VoIP a fad? (2.55 / 9) (#98)
by The Geriatrix Revultions on Sun Nov 16, 2003 at 07:08:17 AM EST

I don't think VoIP can be accurately described to be  a fad. Even if it fails commercially, the technology will still be there, and will still be useful (the same can't be said of most of the other things on this list).

I've been using VoIP for a year or so now to call my parents who are on the other side of the planet. Saves me a fortune in long-distance charges, cost nothing more than a couple of cheap headsets.

I can't see the premature death of the VoIP industry stopping me from doing that.

Idea behind Thin Clients (2.62 / 8) (#102)
by shurdeek on Sun Nov 16, 2003 at 08:22:22 AM EST

You have the idea about thin clients all wrong. The point isn't to sink one-time hardware costs for the client, but the TCO of the whole solution, mainly:
  • Low hardware maintenance costs. No movable parts and very quiet. If it breaks down, you just replace it without any (re)installation.
  • Low software maintenance costs. Instead of maintaining hundreds of machines, you just maintain a couple of servers.
  • Consistency. A user can use ANY of the machines just like his own.
  • Centralisation. Well, this is the main point from which all of the above can be derived. You can also centralize backups, internet connectivity, application testing, etc.
Why aren't the thin clients used more you ask? This was answered in one of the previous posts: Windows thin client solutions suck and the server costs are horribly expensive. And people want Windows.

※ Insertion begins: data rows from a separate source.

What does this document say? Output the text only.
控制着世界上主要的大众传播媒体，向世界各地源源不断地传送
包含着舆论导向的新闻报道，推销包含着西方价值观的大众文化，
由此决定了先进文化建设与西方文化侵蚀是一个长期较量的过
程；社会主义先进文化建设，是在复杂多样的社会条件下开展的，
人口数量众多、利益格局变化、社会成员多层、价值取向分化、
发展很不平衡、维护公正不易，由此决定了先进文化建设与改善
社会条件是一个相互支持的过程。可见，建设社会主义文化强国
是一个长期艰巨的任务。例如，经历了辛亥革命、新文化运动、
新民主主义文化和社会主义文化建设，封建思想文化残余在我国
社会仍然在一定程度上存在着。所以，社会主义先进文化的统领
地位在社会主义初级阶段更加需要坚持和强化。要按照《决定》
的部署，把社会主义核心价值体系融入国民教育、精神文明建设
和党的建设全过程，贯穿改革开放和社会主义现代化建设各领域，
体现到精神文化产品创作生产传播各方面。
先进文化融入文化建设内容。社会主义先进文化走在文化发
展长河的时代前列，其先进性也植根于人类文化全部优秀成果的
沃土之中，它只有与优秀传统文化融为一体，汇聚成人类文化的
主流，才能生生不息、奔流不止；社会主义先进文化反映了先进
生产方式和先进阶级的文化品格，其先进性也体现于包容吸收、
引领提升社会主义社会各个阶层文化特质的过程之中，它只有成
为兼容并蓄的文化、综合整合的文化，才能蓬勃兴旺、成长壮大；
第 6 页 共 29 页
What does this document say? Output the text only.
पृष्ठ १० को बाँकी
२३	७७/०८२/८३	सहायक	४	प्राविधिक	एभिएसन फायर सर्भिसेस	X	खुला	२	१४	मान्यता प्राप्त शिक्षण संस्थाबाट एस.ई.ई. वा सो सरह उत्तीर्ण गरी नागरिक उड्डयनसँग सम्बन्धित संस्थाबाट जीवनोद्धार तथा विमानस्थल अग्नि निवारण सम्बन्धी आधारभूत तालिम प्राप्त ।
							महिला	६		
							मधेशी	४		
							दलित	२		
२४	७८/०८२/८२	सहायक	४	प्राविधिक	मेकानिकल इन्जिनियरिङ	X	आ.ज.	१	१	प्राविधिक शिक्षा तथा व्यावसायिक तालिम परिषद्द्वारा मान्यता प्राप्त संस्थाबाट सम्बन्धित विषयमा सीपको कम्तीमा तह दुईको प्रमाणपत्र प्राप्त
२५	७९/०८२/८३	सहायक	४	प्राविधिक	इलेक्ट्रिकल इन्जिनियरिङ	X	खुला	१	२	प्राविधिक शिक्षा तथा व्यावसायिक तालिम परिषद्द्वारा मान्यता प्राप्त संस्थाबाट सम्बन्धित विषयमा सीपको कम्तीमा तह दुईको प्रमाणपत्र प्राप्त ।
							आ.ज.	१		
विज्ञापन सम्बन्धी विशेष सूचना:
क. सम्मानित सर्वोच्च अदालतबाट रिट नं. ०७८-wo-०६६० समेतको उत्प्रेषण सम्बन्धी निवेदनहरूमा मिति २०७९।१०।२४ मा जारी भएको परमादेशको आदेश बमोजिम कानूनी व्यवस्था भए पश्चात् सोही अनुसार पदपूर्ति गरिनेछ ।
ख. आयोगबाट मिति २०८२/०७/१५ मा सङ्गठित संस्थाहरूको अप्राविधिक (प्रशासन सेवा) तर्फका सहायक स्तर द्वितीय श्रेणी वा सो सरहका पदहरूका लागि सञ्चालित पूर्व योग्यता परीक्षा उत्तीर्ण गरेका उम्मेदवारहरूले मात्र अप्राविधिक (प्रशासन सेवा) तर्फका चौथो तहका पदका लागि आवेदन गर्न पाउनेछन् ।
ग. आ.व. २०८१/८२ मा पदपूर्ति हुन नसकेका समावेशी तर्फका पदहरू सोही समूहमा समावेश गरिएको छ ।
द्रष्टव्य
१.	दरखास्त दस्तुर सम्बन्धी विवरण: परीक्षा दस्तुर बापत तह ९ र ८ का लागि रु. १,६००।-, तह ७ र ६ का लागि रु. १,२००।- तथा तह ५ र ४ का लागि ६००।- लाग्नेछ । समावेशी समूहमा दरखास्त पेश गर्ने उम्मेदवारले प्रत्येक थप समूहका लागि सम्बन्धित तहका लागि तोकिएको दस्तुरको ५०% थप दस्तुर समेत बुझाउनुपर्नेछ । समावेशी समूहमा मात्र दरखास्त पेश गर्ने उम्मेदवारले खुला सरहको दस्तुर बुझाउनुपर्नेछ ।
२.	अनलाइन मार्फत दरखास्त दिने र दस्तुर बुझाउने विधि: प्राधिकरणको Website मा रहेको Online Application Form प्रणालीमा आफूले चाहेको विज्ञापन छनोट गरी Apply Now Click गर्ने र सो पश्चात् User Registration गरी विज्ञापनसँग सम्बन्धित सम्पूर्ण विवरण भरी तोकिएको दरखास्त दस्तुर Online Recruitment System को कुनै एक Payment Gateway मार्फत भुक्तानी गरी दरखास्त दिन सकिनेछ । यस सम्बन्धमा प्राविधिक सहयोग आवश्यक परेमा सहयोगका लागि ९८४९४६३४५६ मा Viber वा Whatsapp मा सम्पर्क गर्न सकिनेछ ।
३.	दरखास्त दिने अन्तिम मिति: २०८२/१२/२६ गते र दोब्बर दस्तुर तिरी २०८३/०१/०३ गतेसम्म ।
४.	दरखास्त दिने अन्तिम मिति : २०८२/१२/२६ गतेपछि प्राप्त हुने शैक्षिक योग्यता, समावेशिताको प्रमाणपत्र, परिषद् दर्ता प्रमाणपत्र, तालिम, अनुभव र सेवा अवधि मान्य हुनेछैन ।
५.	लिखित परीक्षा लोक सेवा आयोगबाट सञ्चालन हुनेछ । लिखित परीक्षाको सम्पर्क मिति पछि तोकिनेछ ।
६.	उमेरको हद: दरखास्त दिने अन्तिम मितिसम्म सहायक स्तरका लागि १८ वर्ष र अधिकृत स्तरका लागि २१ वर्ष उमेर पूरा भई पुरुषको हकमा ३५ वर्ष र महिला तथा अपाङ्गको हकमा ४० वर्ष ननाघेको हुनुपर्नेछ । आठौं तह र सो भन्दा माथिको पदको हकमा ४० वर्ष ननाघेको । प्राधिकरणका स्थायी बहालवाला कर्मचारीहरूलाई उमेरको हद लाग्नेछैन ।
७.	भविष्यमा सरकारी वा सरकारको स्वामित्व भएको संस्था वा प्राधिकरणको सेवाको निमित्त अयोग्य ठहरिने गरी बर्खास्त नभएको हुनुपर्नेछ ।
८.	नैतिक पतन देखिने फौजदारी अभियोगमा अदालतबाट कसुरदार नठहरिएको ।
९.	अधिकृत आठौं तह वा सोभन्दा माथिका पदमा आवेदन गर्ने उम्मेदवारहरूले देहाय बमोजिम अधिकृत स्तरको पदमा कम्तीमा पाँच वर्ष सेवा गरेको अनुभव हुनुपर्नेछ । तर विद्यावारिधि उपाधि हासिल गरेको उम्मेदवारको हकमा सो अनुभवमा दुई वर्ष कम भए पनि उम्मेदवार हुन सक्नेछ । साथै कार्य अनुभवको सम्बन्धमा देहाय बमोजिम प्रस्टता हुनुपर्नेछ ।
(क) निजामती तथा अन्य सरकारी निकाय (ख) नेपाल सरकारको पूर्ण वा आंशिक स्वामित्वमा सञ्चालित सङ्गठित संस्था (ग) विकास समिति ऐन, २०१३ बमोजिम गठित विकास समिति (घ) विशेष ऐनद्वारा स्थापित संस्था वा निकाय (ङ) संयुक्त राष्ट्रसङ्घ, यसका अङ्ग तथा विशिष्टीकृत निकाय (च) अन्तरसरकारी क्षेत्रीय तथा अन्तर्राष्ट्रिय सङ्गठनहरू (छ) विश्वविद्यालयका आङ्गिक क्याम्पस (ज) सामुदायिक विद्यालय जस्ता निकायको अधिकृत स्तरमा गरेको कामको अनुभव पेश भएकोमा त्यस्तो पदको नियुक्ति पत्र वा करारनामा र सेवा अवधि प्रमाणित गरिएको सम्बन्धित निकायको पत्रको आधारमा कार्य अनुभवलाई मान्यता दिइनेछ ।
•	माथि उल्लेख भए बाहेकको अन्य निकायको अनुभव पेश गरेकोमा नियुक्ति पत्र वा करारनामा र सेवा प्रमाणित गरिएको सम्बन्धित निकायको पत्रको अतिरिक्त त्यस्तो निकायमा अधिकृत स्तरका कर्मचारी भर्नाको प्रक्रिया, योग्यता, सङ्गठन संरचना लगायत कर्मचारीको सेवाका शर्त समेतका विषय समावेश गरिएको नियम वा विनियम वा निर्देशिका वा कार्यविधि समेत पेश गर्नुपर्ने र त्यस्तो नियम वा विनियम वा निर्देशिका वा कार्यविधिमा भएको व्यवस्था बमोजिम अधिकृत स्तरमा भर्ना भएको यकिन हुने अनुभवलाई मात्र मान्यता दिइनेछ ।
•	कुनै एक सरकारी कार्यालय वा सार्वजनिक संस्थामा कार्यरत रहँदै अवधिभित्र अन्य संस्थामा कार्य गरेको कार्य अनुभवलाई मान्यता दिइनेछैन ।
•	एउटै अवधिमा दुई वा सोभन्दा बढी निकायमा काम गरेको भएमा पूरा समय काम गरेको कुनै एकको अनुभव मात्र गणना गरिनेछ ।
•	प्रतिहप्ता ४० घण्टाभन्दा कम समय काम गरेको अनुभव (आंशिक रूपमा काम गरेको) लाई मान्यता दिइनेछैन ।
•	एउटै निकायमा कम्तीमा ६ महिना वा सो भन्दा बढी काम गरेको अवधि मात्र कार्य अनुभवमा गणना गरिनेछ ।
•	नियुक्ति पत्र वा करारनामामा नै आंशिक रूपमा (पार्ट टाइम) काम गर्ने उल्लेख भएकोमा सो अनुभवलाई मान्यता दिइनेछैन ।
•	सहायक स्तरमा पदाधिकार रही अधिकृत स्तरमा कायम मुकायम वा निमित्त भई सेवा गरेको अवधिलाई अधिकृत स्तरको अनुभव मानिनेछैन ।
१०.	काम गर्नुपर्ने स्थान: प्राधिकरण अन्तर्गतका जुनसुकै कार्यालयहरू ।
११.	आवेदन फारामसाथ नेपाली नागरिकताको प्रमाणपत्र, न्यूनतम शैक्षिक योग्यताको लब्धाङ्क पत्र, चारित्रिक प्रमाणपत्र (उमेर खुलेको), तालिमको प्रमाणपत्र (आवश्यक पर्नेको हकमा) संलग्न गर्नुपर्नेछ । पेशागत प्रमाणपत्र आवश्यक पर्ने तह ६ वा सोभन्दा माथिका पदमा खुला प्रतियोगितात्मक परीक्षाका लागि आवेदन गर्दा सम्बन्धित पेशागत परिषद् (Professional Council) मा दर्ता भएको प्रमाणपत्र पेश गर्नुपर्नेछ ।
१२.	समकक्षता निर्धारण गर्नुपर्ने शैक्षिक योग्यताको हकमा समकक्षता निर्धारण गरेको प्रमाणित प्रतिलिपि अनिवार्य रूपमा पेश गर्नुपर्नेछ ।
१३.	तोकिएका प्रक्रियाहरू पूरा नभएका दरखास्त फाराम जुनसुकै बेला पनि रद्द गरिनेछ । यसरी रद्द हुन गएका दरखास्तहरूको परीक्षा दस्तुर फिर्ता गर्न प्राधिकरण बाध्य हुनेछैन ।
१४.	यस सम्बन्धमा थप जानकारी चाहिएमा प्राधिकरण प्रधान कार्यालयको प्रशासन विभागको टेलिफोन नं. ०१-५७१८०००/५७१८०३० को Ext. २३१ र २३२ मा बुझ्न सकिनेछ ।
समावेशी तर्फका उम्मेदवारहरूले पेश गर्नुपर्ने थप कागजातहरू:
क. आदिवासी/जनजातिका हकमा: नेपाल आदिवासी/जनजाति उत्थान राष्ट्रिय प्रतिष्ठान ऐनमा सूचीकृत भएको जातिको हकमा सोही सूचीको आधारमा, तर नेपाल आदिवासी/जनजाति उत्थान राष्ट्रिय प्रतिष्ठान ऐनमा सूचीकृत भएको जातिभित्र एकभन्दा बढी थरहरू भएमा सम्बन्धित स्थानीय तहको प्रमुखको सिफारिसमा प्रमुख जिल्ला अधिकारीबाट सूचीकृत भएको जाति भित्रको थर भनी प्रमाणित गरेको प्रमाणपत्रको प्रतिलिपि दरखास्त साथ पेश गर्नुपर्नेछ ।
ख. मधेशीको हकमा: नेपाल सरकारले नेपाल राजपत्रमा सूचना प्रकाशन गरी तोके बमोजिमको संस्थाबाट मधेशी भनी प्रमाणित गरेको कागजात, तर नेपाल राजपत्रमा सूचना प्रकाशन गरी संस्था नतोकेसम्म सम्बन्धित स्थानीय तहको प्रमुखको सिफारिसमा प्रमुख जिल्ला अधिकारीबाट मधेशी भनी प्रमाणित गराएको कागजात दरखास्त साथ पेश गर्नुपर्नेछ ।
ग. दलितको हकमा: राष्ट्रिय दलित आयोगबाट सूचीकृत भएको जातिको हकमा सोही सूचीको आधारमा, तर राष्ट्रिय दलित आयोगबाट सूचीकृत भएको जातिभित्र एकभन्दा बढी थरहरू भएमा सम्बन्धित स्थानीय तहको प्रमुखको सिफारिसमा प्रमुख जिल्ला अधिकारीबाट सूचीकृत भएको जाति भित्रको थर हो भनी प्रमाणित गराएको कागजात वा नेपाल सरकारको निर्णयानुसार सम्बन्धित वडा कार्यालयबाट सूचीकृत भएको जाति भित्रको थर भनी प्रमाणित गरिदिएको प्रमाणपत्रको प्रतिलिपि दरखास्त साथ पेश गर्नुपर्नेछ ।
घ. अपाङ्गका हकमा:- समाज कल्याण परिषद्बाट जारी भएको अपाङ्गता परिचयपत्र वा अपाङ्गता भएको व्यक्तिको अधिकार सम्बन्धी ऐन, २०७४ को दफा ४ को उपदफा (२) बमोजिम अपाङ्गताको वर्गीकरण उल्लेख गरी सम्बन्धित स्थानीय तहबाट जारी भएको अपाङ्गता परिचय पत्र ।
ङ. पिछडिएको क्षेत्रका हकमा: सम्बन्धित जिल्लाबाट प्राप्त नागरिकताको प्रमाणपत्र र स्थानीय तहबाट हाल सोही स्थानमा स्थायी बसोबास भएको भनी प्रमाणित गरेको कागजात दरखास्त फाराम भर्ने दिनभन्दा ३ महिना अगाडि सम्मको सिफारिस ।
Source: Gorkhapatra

If you strip the Microsoft requirement, there shouldn't be any problem. In fact I am writing this post from my own thin client, which I have been using for almost a year. I bought the thingy (Igel-J thin client) on Ebay for like 220€, and run Red Hat Linux 9 on the terminal server (which cost under 700€ and is in a climatized server room). Add a high quality TFT monitor and you get an el-cheapo el-coolo solution. The only thing that I can't do on it is to watch movies, but I have a separate specialized machine for that.

Instead of thin clients, I would like to propose a different fad: a Windows solution that actually works.

MfG shurdeek

Ridicolous .. these aren't fads (2.66 / 6) (#104)
by job on Sun Nov 16, 2003 at 09:39:51 AM EST

Thin Clients and terminal solutions are not a fad. Ever head of Citrix? Or Igel? They save companies lots of money every day. Plus the boxes are small, silent and can be replaced by a janitor if they break and you're up running again in no time.

As for VoIP, you should ask Vonage or any of the other companies that will probably make a small fortune of it in the long run.

Pointcast was one of your few examples that may be correct, but the technology lives on as RSS. Just because it is a "news aggregator" today and not "push" doesn't mean it's dead -- far from it.

I could go on but you get the picture. This wasn't a very well thought out article.